Le démon du matin (3)

guegueette

Le tortionnaire

La situation est plus que tendue, en fait. Les portes sont closes, il n'y a pas de jour qui entre dans la pièce mais il est encore temps d'éviter le pire. Un homme et une femme, au petit matin après une nuit de sortie, l'un en caleçon, l'autre en décision. Fuir? Oui, mais comment? Le pas se rapproche du sac à main et la dextre s'en saisit. C'est qu'il ne va rien se passer, il l'a promis, il faut qu'il ne se passe rien. Les promesses matinales ne sont surement pas forcément réalisables et la jeune femme commence à comprendre que ce qui se passe lorsque l'homme lui parle. "Tu vois les clefs, elles sont là." D'un geste, elle virevoltent à l'autre bout de la pièce, et il les désigne de façon nonchalante. Self control.
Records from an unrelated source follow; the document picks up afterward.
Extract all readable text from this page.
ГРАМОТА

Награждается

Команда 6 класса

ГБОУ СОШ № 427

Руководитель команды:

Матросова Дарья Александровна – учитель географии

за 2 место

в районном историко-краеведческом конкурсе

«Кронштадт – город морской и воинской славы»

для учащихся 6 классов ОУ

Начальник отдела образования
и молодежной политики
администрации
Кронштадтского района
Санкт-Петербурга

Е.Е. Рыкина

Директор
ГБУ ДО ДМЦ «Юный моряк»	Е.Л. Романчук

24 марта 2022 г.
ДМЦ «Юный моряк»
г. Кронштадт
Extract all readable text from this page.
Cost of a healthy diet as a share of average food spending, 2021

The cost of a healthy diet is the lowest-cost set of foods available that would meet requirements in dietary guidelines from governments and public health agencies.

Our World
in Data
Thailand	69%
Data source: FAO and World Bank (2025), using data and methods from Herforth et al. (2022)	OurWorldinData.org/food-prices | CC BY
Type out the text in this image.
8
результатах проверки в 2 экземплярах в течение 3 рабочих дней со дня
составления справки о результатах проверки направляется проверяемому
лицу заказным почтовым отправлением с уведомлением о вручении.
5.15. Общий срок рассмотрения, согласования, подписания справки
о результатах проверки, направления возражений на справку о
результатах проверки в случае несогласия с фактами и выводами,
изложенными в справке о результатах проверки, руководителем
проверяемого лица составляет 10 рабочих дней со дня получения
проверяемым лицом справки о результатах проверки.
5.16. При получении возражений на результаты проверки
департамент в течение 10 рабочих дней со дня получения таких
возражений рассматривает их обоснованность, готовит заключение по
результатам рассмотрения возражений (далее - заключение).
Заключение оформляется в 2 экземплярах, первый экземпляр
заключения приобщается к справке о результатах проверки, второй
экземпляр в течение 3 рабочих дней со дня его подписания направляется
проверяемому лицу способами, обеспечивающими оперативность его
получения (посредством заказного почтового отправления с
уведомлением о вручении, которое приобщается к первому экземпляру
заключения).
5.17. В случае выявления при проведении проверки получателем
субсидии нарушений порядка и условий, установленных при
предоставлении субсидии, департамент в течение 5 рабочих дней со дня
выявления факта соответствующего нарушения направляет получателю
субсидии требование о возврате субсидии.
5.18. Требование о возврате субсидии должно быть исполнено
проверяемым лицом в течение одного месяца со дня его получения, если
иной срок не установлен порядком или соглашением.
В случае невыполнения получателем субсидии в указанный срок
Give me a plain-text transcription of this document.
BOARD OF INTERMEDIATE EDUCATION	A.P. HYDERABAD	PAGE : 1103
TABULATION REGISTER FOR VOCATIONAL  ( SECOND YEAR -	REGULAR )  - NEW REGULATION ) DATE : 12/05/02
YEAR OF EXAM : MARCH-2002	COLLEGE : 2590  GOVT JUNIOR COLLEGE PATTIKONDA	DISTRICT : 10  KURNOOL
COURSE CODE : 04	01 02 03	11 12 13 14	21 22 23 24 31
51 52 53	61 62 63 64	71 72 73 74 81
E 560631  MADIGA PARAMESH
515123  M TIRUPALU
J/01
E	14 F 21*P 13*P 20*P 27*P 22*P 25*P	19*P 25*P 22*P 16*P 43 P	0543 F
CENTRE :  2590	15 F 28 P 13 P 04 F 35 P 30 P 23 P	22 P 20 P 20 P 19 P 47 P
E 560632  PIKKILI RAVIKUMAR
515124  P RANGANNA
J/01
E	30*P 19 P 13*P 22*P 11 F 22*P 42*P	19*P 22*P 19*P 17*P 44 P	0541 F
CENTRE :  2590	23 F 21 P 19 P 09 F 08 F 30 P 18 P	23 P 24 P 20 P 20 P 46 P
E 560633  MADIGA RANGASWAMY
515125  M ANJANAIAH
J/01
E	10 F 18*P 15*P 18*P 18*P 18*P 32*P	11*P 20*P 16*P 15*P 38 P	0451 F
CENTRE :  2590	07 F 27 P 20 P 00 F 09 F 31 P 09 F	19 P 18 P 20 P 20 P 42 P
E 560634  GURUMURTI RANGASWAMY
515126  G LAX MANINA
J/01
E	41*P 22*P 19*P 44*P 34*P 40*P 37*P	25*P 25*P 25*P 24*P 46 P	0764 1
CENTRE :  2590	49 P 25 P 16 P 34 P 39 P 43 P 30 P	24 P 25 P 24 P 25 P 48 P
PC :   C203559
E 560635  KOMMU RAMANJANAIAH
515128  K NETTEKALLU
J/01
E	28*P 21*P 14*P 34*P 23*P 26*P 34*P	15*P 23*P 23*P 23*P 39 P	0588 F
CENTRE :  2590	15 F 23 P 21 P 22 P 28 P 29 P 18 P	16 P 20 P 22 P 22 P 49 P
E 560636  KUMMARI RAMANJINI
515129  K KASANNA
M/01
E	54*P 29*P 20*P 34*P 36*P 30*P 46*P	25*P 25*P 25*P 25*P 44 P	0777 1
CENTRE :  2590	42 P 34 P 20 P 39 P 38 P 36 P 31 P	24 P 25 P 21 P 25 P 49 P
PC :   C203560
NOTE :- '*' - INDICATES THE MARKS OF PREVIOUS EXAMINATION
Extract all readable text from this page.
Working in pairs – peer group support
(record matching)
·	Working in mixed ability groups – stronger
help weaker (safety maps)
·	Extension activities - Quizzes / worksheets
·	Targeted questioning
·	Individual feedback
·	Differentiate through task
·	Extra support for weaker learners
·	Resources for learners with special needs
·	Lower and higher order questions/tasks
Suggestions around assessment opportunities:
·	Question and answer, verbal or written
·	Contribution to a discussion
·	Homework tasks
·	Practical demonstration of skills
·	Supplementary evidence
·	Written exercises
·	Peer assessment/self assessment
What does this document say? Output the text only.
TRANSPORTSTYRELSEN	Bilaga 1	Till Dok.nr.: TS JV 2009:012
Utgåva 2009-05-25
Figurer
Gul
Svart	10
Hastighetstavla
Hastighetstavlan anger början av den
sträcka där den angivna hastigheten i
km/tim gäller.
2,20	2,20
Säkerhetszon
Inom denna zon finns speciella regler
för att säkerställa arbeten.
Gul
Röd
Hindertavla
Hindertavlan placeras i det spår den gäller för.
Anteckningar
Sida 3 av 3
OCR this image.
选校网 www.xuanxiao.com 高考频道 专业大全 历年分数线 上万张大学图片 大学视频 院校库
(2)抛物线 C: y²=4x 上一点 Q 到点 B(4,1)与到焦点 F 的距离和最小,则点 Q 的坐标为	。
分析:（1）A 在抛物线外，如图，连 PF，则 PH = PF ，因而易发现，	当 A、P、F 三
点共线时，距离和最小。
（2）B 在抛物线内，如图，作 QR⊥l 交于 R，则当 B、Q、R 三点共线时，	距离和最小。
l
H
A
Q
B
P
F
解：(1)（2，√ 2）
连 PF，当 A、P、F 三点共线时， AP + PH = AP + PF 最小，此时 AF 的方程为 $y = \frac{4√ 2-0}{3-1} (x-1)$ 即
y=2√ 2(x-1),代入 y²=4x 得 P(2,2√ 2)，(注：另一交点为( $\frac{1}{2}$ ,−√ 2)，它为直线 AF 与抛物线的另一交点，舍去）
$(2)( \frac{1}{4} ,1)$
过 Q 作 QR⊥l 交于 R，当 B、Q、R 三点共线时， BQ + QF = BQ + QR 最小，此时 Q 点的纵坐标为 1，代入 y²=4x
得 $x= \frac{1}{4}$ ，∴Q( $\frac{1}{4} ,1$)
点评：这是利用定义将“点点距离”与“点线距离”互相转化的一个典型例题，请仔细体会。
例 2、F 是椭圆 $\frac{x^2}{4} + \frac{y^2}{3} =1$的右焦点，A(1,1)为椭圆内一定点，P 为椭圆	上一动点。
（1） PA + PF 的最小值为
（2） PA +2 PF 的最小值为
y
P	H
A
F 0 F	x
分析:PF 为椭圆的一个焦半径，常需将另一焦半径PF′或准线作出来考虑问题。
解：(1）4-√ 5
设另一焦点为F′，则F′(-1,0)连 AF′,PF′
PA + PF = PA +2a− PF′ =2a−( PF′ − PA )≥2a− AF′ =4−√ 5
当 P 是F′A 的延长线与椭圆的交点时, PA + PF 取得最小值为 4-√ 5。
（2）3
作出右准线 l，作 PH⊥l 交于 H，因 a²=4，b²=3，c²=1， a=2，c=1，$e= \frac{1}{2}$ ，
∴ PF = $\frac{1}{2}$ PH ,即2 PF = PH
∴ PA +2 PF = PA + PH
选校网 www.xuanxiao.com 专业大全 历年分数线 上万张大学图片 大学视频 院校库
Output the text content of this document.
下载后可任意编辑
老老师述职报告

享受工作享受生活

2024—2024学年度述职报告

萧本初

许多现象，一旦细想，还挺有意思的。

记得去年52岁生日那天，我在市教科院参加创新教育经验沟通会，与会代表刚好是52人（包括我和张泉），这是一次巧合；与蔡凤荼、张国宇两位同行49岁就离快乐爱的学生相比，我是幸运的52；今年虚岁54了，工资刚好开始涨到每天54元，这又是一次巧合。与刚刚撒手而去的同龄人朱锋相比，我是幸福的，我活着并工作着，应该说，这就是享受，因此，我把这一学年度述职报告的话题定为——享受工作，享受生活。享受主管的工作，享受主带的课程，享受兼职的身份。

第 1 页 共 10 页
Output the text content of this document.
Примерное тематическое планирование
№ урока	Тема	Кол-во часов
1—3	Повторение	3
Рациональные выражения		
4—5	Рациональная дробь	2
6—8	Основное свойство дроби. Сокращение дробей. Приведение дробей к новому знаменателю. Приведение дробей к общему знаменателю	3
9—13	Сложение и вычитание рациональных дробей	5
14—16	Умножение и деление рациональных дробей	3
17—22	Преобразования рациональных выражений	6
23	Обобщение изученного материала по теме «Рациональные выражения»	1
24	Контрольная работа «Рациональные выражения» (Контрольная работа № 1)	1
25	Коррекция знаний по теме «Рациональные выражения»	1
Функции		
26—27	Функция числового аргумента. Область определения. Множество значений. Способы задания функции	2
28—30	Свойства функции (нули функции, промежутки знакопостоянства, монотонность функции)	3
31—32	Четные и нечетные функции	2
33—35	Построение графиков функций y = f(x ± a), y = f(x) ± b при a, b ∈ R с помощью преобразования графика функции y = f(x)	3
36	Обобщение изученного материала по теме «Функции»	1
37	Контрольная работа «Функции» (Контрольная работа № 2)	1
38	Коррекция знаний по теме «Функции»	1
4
Et là, le coeur palpite, tambourine. Fuir. En attrapant les clefs et en marchant. Il est encore temps, avant le mal, car rien ne s'annonce de bon. "Allonge toi, viens dans mes bras.". C'est qu'elle ne le souhaite pas, elle a envie de partir de ce bourbier dans lequel elle viens de se fourrer. Il est encore temps, aller oui, de partir, oui encore temps, alors que tu regarde les clefs! Mais le regard se reporte sur l'homme, et on ne saura pourquoi, ce fichu instinct lui disait de ne pas partir trop vite, par prudence. Ah, l'instinct. Il semblait pouvoir se montrer agressif à tout instant, alors qu'il lui délassait les escarpins. Elle s'était assise, pour patienter, sur ce matelas, le coeur lourd et se préparant au pire. Il veut du réconfort, il veut qu'elle se glisse tout contre lui et le fait savoir durement. Son regard de sang rouge l'impressionne. "Il ne va rien se passer, tu le jure sur Dieu?" Dit-elle d'une petite voix.


"Bien sûr, haha." Répond-il sur un air de folie. Tout semble mal engagé, attendre oui il faut attendre avant de s'éclipser, attendre qu'il se calme. Il faut qu'elle rentre, il ne faut pas qu'elle reste, mais ne sais encore pas pourquoi elle se glisse dans ses bras. Peut être un câlin, cinq minutes, après tout, au point ou elle en est.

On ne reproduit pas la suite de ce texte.